Background: Dihydrolipoamide dehydrogenase (DLD lipoamide dehydrogenase, the E3 subunit of the pyruvate dehydrogenase complex (PDHC)) is the third catalytic enzyme of the PDHC, which converts pyruvate to acetyl-CoA catalyzed with the introduction of acetyl-CoA to the tricyclic acid (TCA) cycle. In humans, PDHC plays an important role in maintaining glycose homeostasis in an aerobic, energy-generating process. Inherited DLD-E3 deficiency, caused by the pathogenic variants in DLD, leads to variable presentations and courses of illness, ranging from myopathy, recurrent episodes of liver disease and vomiting, to Leigh disease and early death. Currently, there is no consensus on treatment guidelines, although one suggested solution is a ketogenic diet (KD).
Objective: To describe the use and effects of KD in patients with DLD-E3 deficiency, compared to the standard treatment.
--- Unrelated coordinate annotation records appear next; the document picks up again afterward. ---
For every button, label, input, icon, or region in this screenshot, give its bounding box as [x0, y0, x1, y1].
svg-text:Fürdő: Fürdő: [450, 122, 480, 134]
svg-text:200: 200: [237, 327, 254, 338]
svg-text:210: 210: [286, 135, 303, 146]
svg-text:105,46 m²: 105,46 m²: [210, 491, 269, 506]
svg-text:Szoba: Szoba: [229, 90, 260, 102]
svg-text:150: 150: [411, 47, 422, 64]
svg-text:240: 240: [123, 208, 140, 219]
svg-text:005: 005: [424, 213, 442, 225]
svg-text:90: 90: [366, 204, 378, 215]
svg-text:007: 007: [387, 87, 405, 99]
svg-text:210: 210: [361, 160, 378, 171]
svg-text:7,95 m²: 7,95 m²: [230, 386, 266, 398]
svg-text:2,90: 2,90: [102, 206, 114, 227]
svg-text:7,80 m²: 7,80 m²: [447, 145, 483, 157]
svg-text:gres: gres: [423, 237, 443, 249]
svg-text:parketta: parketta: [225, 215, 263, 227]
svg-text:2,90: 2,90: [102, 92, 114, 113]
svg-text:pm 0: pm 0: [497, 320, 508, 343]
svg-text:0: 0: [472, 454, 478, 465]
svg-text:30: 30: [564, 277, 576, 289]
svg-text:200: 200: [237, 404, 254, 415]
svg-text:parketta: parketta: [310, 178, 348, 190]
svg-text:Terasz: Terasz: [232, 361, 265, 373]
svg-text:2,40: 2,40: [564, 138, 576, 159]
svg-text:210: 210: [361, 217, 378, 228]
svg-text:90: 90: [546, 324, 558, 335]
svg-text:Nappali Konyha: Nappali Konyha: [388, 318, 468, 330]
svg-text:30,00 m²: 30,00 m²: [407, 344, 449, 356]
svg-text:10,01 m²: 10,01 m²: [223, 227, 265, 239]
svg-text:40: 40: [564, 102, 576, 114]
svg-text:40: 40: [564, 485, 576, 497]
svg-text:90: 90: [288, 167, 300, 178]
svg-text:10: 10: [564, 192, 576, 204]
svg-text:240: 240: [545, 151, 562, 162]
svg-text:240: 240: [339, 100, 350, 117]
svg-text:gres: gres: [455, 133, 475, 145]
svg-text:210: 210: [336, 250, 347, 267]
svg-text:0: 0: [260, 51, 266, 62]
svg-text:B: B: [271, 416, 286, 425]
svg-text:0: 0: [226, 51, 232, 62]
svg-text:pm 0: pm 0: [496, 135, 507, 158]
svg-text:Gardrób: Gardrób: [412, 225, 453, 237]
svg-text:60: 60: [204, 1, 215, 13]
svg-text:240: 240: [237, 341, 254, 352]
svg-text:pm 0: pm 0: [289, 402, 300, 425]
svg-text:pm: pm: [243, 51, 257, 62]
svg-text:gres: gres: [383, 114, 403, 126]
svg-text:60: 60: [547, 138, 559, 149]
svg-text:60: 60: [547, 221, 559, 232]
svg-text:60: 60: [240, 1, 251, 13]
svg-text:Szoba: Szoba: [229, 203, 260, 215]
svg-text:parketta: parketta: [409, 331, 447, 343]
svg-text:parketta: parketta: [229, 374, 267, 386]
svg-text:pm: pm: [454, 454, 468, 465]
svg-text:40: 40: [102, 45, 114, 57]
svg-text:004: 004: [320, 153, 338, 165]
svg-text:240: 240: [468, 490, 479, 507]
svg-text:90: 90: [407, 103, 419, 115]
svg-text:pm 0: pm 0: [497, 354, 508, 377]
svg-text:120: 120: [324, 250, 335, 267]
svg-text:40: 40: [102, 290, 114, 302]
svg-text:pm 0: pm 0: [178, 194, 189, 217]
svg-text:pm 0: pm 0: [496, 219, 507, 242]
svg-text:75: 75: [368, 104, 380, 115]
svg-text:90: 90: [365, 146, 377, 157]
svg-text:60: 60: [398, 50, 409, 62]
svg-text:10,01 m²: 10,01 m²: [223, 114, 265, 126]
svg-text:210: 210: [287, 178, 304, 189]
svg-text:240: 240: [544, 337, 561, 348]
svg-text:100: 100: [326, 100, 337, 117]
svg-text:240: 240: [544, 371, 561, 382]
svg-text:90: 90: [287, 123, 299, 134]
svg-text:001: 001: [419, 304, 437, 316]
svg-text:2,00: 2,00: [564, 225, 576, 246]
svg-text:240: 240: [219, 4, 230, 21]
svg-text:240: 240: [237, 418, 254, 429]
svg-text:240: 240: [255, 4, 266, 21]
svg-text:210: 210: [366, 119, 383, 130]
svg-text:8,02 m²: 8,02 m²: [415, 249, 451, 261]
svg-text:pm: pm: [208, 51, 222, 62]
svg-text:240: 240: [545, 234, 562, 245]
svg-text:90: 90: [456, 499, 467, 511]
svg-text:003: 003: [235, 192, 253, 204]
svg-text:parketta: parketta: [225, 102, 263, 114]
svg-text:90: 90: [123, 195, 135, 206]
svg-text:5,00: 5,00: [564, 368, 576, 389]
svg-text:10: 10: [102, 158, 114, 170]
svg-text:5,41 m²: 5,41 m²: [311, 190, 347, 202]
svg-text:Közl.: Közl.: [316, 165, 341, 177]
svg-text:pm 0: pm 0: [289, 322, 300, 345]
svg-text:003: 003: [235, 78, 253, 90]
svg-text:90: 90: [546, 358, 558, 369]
Results: Sixteen patients were included. Of these, eight were from a historical cohort, and of the other eight, four were on a partial KD. All patients were homozygous for the D479V (or D444V, which corresponds to the mutated mature protein without the mitochondrial targeting sequence) pathogenic variant in DLD. The treatment with partial KD was found to improve patient survival. However, compared to a historical cohort, the patients' quality of life (QOL) was not significantly improved.
Conclusions: The use of KD offers an advantage regarding survival; however, there is no significant improvement in QOL.
Keywords: dihydrolipoamide dehydrogenase (DLD); ketogenic diet; pyruvate dehydrogenase complex (PDHC).